Counties in the Upper Tar River region are well known for their outcroppings of granite. Many early houses in Franklin, Granville, Vance, and Warren counties retain their handsome stone chimneys, some of which reflect the craftsmanship of free black and slave masons. During the late nineteenth and early twentieth centuries, granite quarried in the region met a variety of construction needs, much of it of a local nature. Several large quarries in Vance County, however, furnished granite for projects throughout the South.
According to the Biennial Report of the State Geologist for 1891-92, small quarries in Granville, Franklin, and Warren counties had supplied local needs. Many large boulders in the vicinity of Oxford were split up for curbing, foundations, and trimmings for houses. A quarry north of Warren Plains, on the Raleigh and Gaston Railroad, furnished granite in 1867 and 1868 for the construction of a new jail for Warren County. The walls of this structure were then plastered, leaving only the granite window sills exposed. Franklin County in 1875 completed a new jail on East Nash Street in Louisburg. Masons built this two-story structure with granite quarried near the site.

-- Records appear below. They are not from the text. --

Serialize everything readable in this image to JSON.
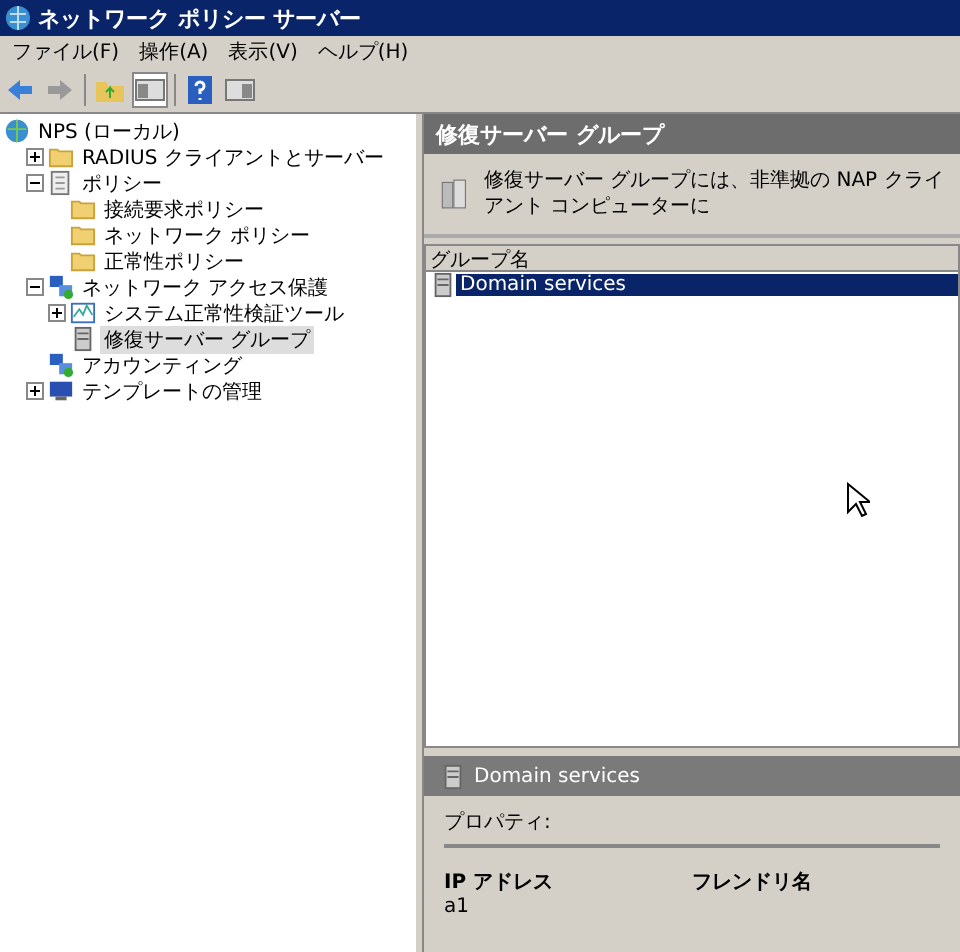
{
  "window": {
    "title": "ネットワーク ポリシー サーバー"
  },
  "menu": [
    "ファイル(F)",
    "操作(A)",
    "表示(V)",
    "ヘルプ(H)"
  ],
  "tree": [
    {
      "label": "NPS (ローカル)",
      "kind": "globe",
      "selected": false,
      "children": [
        {
          "label": "RADIUS クライアントとサーバー",
          "kind": "folder",
          "expanded": false,
          "selected": false
        },
        {
          "label": "ポリシー",
          "kind": "doc",
          "expanded": true,
          "selected": false,
          "children": [
            {
              "label": "接続要求ポリシー",
              "kind": "folder",
              "selected": false
            },
            {
              "label": "ネットワーク ポリシー",
              "kind": "folder",
              "selected": false
            },
            {
              "label": "正常性ポリシー",
              "kind": "folder",
              "selected": false
            }
          ]
        },
        {
          "label": "ネットワーク アクセス保護",
          "kind": "network",
          "expanded": true,
          "selected": false,
          "children": [
            {
              "label": "システム正常性検証ツール",
              "kind": "chart",
              "expanded": false,
              "selected": false
            },
            {
              "label": "修復サーバー グループ",
              "kind": "server",
              "selected": true
            }
          ]
        },
        {
          "label": "アカウンティング",
          "kind": "network",
          "selected": false
        },
        {
          "label": "テンプレートの管理",
          "kind": "monitor",
          "expanded": false,
          "selected": false
        }
      ]
    }
  ],
  "pane": {
    "title": "修復サーバー グループ",
    "description": "修復サーバー グループには、非準拠の NAP クライアント コンピューターに",
    "list": {
      "column": "グループ名",
      "rows": [
        {
          "name": "Domain services",
          "selected": true
        }
      ]
    }
  },
  "details": {
    "title": "Domain services",
    "section": "プロパティ:",
    "columns": [
      {
        "heading": "IP アドレス",
        "value": "a1"
      },
      {
        "heading": "フレンドリ名"
      }
    ]
  }
}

Several quarries in Vance County yielded much larger quantities of stone. They were located near the Greystone depot of the Raleigh and Gaston Railroad (later part of the Seaboard Air Line Railway), approximately five miles northeast of Henderson. The Greystone Granite and Construction Company’s operation opened in 1889 and produced granite blocks for construction projects throughout the South until the late 1890s. In 1892, the state geologist reported that this quarry employed 115 men; these included six skilled stone dressers and twenty-five “paving-block men.” According to The Building and Ornamental Stones of North Carolina, by Thomas L. Watson and Francis B. Laney (North Carolina Geological Survey, 1906), the Seaboard Air Line Railway opened its own quarry two miles north of Greystone around 1903, but mismanaged the operation.
Quarries operated by P. Linehan and Sons at Greystone flourished over a long period of time. This company’s original quarry may have opened in the 1870s. Operations began at a second site in the early 1880s and continued well into the twentieth century. In the early 1890s, this company employed from thirty to fifty men. Machinery included three steam derricks, one drill, and two hoisting engines. The company in 1895 purchased a crushing machine and later supplied crushed rock for street and road construction projects.
In 1895, P. Linehan and Sons developed an impressive exhibit for the Cotton States and International Exposition in Atlanta, a fair that attracted nearly 800,000 visitors over a period of 100 days. An article published in The Henderson Gold Leaf on September 19, 1895, described it: “It is a stone table, the legs being blocks of granite in the rough, the corners dressed, the top a large slab with polished edges, the whole being very effective.”
Published in The Franklin Times on August 27, 2015.